The Culture sends ships both to wish the Gzilt well, as they have always been on good terms with the Gzilt, and to keep an eye on the younger species arriving to scavenge the technology and infrastructure the Gzilt leave behind. Two of these, the Liseiden (an eel-like species) and the Ronte (a hive insect-like species) are jockeying in negotiations with the Gzilt for official permission and preferred status.

Vyr Cossont is introduced as a former Lieutenant-Commander (reserve) of the Gzilt, who has set herself a life-task of playing T. C. Vilabier's 26th String-Specific Sonata For An Instrument Yet To Be Invented, the eponymous Hydrogen Sonata, on the instrument subsequently invented for its performance: the Antagonistic Undecagonstring, or elevenstring. In order to do so, she has had to grow two additional arms. Both the instrument and the work are presented as unusually challenging.

Spyware aboard the Gzilt warship has transmitted the secret to the 14th Regiment, traditional opponents of the current power structure and erstwhile dissenters in the decision to Sublime; they recruit Cossont, who once knew Ngaroe QiRia, a Culture citizen who may be able to verify the truth of the Zihdren secret. Alerted to their knowledge and doing all he can to ensure a smooth Sublimation, Septame Banstegeyn orders their destruction. Cossont barely escapes, and is eventually picked up by the Mistake Not…, a Culture ship of non-standard class. They begin to head towards the storage facility where Cossont left the mind state QiRia had given her, but are interrupted by intelligence that he had stopped at Xown, where Cossont had been living, some five years earlier. Despite confirmation that he had indeed stopped there, they are unable to locate the information they need.

Meanwhile, a group of Minds dealing with the issue wake Scoaliera Tefwe, a former lover of QiRia who has been Stored for many centuries. She agrees to try and track him down, and her mind state is sent to inhabit a pair of new bodies, stopping for information from an old drone. When she finds him, he reveals he has had the memories removed.

Cossont and the Mistake Not... successfully retrieve QiRia's mind-state, but only after being attacked in the storage facility on Banstegeyn's orders. Unfortunately, the memories have also been wiped from the mind state, and they have to return to Xown when they realise where they have been hidden. Cossont manages to retrieve the memories despite heavy attack and the loss of the ship's avatar.

The Gzilt Book of Truth is revealed to have been a sociological experiment by a fringe Zihdren scientist that was subsequently forgotten. This had been disclosed to QiRia and other members of the prospective Culture. After finding this out and deciding it would not affect the ability of the Gzilt to join the Culture being formed, their minds had been wiped of these memories. However, experimental memory storage augmentation in QiRia prevented the memories from being properly removed.

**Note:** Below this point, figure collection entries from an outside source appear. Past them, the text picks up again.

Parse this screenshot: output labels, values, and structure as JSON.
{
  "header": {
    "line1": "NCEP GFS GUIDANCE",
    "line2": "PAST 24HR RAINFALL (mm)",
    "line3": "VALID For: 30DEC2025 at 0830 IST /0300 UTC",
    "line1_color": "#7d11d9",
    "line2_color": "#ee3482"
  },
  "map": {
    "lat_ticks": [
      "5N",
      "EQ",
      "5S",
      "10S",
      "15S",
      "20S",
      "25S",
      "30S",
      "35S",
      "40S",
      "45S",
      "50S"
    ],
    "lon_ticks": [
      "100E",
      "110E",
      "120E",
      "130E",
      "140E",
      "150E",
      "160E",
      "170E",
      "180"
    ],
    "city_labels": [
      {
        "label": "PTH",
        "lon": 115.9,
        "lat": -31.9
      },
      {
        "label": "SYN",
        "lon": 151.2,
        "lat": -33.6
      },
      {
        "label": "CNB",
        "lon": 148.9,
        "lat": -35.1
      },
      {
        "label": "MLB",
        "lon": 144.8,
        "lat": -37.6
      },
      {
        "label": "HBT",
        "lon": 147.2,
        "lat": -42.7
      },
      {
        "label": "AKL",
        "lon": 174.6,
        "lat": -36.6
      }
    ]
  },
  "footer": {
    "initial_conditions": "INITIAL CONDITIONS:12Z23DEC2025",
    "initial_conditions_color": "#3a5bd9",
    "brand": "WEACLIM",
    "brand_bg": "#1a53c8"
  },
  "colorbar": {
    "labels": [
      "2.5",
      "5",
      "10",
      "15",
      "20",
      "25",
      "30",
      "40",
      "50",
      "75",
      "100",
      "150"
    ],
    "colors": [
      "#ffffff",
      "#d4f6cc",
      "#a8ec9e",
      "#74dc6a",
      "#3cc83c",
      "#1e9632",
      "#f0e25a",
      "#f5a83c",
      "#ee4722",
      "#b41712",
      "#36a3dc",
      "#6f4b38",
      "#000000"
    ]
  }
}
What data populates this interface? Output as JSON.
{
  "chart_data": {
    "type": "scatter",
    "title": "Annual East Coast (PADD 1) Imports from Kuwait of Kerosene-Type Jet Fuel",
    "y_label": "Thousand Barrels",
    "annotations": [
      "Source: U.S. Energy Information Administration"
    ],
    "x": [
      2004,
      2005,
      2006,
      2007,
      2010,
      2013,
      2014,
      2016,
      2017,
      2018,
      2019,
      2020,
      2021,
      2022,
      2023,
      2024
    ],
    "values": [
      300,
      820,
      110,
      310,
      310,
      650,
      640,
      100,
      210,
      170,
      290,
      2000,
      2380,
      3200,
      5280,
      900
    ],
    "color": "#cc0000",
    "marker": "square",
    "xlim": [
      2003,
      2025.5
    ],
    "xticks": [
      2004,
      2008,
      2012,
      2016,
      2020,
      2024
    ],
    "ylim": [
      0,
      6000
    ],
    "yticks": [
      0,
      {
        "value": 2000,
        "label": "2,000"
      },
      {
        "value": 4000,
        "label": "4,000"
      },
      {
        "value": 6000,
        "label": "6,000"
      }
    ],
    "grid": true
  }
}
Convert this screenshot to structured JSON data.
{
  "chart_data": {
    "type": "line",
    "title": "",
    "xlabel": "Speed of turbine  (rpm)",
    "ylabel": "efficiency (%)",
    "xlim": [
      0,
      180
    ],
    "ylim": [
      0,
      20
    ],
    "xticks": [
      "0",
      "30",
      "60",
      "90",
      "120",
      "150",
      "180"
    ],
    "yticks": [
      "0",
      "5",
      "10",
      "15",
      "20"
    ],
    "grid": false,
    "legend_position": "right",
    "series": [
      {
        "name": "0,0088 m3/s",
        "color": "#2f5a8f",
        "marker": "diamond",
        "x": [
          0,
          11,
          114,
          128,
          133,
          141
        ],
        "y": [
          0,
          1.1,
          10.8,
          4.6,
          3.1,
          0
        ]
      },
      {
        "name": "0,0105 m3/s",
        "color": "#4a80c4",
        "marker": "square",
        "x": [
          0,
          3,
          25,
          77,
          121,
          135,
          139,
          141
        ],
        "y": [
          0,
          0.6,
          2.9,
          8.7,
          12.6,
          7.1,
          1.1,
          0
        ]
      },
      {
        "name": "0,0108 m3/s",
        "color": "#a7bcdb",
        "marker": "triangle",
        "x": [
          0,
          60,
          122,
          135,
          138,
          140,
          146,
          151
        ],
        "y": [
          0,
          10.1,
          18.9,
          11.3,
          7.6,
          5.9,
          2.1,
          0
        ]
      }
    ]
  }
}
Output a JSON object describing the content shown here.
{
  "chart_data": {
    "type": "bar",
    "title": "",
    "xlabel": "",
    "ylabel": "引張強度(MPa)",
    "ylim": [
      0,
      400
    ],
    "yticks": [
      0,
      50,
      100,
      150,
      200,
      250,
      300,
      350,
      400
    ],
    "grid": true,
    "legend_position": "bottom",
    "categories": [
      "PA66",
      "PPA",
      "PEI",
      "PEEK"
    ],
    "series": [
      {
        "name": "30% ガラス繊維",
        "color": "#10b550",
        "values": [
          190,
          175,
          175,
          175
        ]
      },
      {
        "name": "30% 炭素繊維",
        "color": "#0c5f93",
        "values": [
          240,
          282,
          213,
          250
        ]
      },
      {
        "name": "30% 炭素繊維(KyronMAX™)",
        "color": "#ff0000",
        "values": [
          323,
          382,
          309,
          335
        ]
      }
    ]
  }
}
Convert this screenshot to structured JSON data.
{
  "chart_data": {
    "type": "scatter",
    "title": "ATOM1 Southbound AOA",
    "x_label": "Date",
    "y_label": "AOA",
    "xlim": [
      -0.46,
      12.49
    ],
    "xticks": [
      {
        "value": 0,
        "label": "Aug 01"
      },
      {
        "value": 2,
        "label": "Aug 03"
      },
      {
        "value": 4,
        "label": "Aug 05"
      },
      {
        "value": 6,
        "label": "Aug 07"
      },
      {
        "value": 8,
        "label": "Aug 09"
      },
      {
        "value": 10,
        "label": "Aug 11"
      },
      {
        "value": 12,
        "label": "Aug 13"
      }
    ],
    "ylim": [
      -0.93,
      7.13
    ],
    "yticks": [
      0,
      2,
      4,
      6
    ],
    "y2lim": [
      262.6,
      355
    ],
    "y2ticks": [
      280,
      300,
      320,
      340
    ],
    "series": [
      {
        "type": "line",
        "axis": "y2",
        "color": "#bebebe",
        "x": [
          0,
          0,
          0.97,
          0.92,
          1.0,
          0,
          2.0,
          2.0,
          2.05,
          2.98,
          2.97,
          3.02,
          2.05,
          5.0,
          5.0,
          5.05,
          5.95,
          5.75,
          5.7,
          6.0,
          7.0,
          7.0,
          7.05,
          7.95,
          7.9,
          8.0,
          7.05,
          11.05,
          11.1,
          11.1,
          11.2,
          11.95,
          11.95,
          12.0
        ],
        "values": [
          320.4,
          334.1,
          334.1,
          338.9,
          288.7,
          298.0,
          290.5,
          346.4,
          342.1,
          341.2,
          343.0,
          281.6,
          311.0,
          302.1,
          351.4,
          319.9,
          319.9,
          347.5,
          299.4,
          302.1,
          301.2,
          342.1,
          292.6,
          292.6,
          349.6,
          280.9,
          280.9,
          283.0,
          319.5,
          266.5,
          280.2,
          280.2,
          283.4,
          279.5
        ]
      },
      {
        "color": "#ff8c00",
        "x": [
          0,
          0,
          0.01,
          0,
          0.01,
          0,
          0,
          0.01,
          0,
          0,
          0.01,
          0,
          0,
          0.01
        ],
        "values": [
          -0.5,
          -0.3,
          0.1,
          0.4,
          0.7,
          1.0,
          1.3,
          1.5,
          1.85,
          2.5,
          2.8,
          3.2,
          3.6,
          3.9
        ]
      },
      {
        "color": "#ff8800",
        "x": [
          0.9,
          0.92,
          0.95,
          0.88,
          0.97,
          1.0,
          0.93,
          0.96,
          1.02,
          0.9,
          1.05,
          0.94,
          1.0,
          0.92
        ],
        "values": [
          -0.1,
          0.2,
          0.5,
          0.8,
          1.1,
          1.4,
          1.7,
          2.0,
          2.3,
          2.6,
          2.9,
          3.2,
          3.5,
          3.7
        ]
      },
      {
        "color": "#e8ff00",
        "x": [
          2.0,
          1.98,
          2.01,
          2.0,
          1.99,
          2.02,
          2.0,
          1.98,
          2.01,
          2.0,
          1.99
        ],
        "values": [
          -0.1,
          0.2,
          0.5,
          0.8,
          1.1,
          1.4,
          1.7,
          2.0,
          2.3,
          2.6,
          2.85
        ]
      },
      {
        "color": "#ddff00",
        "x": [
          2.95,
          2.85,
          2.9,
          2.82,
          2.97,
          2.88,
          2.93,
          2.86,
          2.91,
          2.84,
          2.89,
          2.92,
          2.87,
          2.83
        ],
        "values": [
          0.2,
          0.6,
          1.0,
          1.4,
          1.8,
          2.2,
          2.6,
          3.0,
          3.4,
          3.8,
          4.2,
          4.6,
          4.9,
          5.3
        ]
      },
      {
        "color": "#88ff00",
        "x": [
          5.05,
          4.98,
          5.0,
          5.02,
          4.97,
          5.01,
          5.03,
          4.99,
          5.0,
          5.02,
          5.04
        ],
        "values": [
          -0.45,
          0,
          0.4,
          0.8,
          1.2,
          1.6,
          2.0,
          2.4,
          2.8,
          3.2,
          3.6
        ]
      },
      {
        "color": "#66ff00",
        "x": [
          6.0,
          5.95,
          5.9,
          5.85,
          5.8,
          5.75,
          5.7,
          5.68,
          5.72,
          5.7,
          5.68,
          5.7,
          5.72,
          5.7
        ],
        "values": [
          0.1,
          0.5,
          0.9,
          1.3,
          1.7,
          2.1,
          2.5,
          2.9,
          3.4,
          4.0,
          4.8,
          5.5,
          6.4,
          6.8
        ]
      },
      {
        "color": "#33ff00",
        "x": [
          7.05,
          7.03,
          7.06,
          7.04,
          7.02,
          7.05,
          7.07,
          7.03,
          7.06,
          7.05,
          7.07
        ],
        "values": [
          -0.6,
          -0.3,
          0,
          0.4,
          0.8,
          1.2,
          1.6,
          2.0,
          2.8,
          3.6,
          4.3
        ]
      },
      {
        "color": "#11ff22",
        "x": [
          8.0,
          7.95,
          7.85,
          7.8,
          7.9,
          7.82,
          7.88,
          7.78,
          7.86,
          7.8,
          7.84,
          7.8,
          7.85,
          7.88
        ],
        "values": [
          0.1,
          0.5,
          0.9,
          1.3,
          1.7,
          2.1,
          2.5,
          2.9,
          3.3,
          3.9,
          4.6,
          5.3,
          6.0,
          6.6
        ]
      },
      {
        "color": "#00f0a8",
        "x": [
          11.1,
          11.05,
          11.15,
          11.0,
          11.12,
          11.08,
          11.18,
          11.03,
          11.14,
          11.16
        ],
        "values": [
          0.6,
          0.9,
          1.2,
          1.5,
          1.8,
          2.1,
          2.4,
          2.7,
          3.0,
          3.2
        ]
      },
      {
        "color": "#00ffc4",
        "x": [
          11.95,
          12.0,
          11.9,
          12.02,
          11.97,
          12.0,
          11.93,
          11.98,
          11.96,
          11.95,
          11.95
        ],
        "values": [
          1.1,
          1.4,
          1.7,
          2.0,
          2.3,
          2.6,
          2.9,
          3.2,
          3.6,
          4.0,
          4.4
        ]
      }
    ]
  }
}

The other Minds in the group decide to keep the secret, and some 99.9% of the Gzilt Sublime. Cossont is one of the few that does not. She leaves behind her elevenstring instrument, and considers rejoining the Mistake Not... to visit QiRia at the planet where he is on retreat, and returning his memories.

== Analysis ==
The titular sonata, a fictional piece of music, is an extremely complex piece that is an example of a challenge for virtually immortal beings in post-scarcity societies, and potentially a metaphor for the interaction of such advanced civilizations with material reality.

==Reception==
Stuart Kelly of The Guardian gave the novel a positive review, praising Banks' "gloriously baroque and silly" ideas and the "keen satire and... keener anger" of his political themes. Kirkus Reviews described it as "Sheer delight."